CBRE Senior Sustainability Consultant
For many years the property development industry has operated under the assumption that green buildings cost more to build and the greener the building the more expensive. This belief is now being challenged by new research from the BRE in conjunction with cost consultants Sweett Group. Findings released in August 2014 show that the additional cost of achieving a BREEAM Excellent rating for office buildings in a typical urban setting could be less than 1%.
The Delivering Sustainable Buildings study assessed three building types - air conditioned office, secondary school and a community healthcare centre – against English Part L 2010 building regulations and the 2011 BREEAM new construction guidance with consideration to location. The financial analysis reviewed capital and lifecycle costs to give a long term picture of the costs and benefits of the typical sustainability measures adopted.
Cost uplifts to achieve BREEAM Excellent ratings (over a Pass rating) were found to be 0.87-1.71% for office buildings and 1.22-1.68% for secondary schools.
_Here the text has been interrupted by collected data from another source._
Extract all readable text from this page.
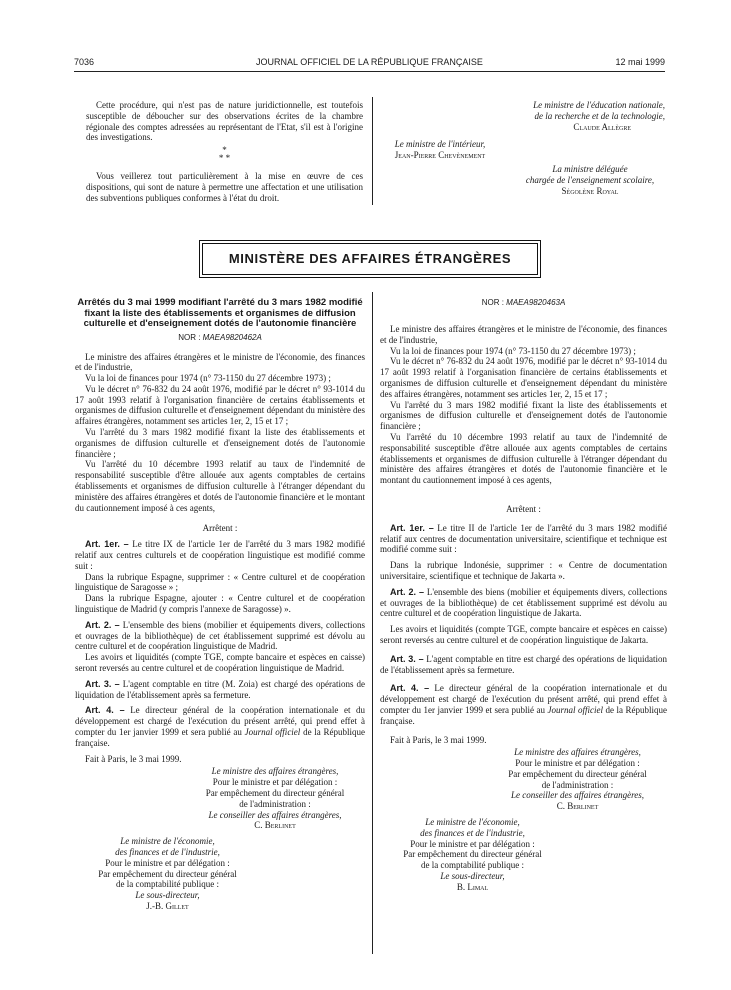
7036	JOURNAL OFFICIEL DE LA RÉPUBLIQUE FRANÇAISE	12 mai 1999

Cette procédure, qui n'est pas de nature juridictionnelle, est toutefois susceptible de déboucher sur des observations écrites de la chambre régionale des comptes adressées au représentant de l'Etat, s'il est à l'origine des investigations.

*

* *

Vous veillerez tout particulièrement à la mise en œuvre de ces dispositions, qui sont de nature à permettre une affectation et une utilisation des subventions publiques conformes à l'état du droit.

Le ministre de l'intérieur,

Jean-Pierre Chevènement

Le ministre de l'éducation nationale,

de la recherche et de la technologie,

Claude Allègre

La ministre déléguée

chargée de l'enseignement scolaire,

Ségolène Royal

MINISTÈRE DES AFFAIRES ÉTRANGÈRES

Arrêtés du 3 mai 1999 modifiant l'arrêté du 3 mars 1982 modifié fixant la liste des établissements et organismes de diffusion culturelle et d'enseignement dotés de l'autonomie financière

NOR : MAEA9820462A

Le ministre des affaires étrangères et le ministre de l'économie, des finances et de l'industrie,

Vu la loi de finances pour 1974 (n° 73-1150 du 27 décembre 1973) ;

Vu le décret n° 76-832 du 24 août 1976, modifié par le décret n° 93-1014 du 17 août 1993 relatif à l'organisation financière de certains établissements et organismes de diffusion culturelle et d'enseignement dépendant du ministère des affaires étrangères, notamment ses articles 1er, 2, 15 et 17 ;

Vu l'arrêté du 3 mars 1982 modifié fixant la liste des établissements et organismes de diffusion culturelle et d'enseignement dotés de l'autonomie financière ;

Vu l'arrêté du 10 décembre 1993 relatif au taux de l'indemnité de responsabilité susceptible d'être allouée aux agents comptables de certains établissements et organismes de diffusion culturelle à l'étranger dépendant du ministère des affaires étrangères et dotés de l'autonomie financière et le montant du cautionnement imposé à ces agents,

Arrêtent :

Art. 1er. – Le titre IX de l'article 1er de l'arrêté du 3 mars 1982 modifié relatif aux centres culturels et de coopération linguistique est modifié comme suit :

Dans la rubrique Espagne, supprimer : « Centre culturel et de coopération linguistique de Saragosse » ;

Dans la rubrique Espagne, ajouter : « Centre culturel et de coopération linguistique de Madrid (y compris l'annexe de Saragosse) ».

Art. 2. – L'ensemble des biens (mobilier et équipements divers, collections et ouvrages de la bibliothèque) de cet établissement supprimé est dévolu au centre culturel et de coopération linguistique de Madrid.

Les avoirs et liquidités (compte TGE, compte bancaire et espèces en caisse) seront reversés au centre culturel et de coopération linguistique de Madrid.

Art. 3. – L'agent comptable en titre (M. Zoia) est chargé des opérations de liquidation de l'établissement après sa fermeture.

Art. 4. – Le directeur général de la coopération internationale et du développement est chargé de l'exécution du présent arrêté, qui prend effet à compter du 1er janvier 1999 et sera publié au Journal officiel de la République française.

Fait à Paris, le 3 mai 1999.

Le ministre des affaires étrangères,

Pour le ministre et par délégation :

Par empêchement du directeur général

de l'administration :

Le conseiller des affaires étrangères,

C. Berlinet

Le ministre de l'économie,

des finances et de l'industrie,

Pour le ministre et par délégation :

Par empêchement du directeur général

de la comptabilité publique :

Le sous-directeur,

J.-B. Gillet

NOR : MAEA9820463A

Le ministre des affaires étrangères et le ministre de l'économie, des finances et de l'industrie,

Vu la loi de finances pour 1974 (n° 73-1150 du 27 décembre 1973) ;

Vu le décret n° 76-832 du 24 août 1976, modifié par le décret n° 93-1014 du 17 août 1993 relatif à l'organisation financière de certains établissements et organismes de diffusion culturelle et d'enseignement dépendant du ministère des affaires étrangères, notamment ses articles 1er, 2, 15 et 17 ;

Vu l'arrêté du 3 mars 1982 modifié fixant la liste des établissements et organismes de diffusion culturelle et d'enseignement dotés de l'autonomie financière ;

Vu l'arrêté du 10 décembre 1993 relatif au taux de l'indemnité de responsabilité susceptible d'être allouée aux agents comptables de certains établissements et organismes de diffusion culturelle à l'étranger dépendant du ministère des affaires étrangères et dotés de l'autonomie financière et le montant du cautionnement imposé à ces agents,

Arrêtent :

Art. 1er. – Le titre II de l'article 1er de l'arrêté du 3 mars 1982 modifié relatif aux centres de documentation universitaire, scientifique et technique est modifié comme suit :

Dans la rubrique Indonésie, supprimer : « Centre de documentation universitaire, scientifique et technique de Jakarta ».

Art. 2. – L'ensemble des biens (mobilier et équipements divers, collections et ouvrages de la bibliothèque) de cet établissement supprimé est dévolu au centre culturel et de coopération linguistique de Jakarta.

Les avoirs et liquidités (compte TGE, compte bancaire et espèces en caisse) seront reversés au centre culturel et de coopération linguistique de Jakarta.

Art. 3. – L'agent comptable en titre est chargé des opérations de liquidation de l'établissement après sa fermeture.

Art. 4. – Le directeur général de la coopération internationale et du développement est chargé de l'exécution du présent arrêté, qui prend effet à compter du 1er janvier 1999 et sera publié au Journal officiel de la République française.

Fait à Paris, le 3 mai 1999.

Le ministre des affaires étrangères,

Pour le ministre et par délégation :

Par empêchement du directeur général

de l'administration :

Le conseiller des affaires étrangères,

C. Berlinet

Le ministre de l'économie,

des finances et de l'industrie,

Pour le ministre et par délégation :

Par empêchement du directeur général

de la comptabilité publique :

Le sous-directeur,

B. Limal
The costs of constructing community healthcare centres were impacted more significantly by up to 6%. The study also concluded that the implementation of specific sustainable building features at the right stage in the design process allowed achievement of high ratings with little or no additional cost. This supports the often cited argument for an integrated design process where all design and development disciplines consider sustainability aspects from the outset of the project, thus avoiding additional consultant fees and costly changes to building fabric and services.
The research also points to the convergence of BREEAM ratings and Building Regulations that are progressively imposing more onerous resource efficiency requirements on the construction sector. As relative costs decrease and occupier demand increases, with recognition of the benefits to operating costs, wellbeing and productivity, there is a strong case for “green” buildings to become the new normal.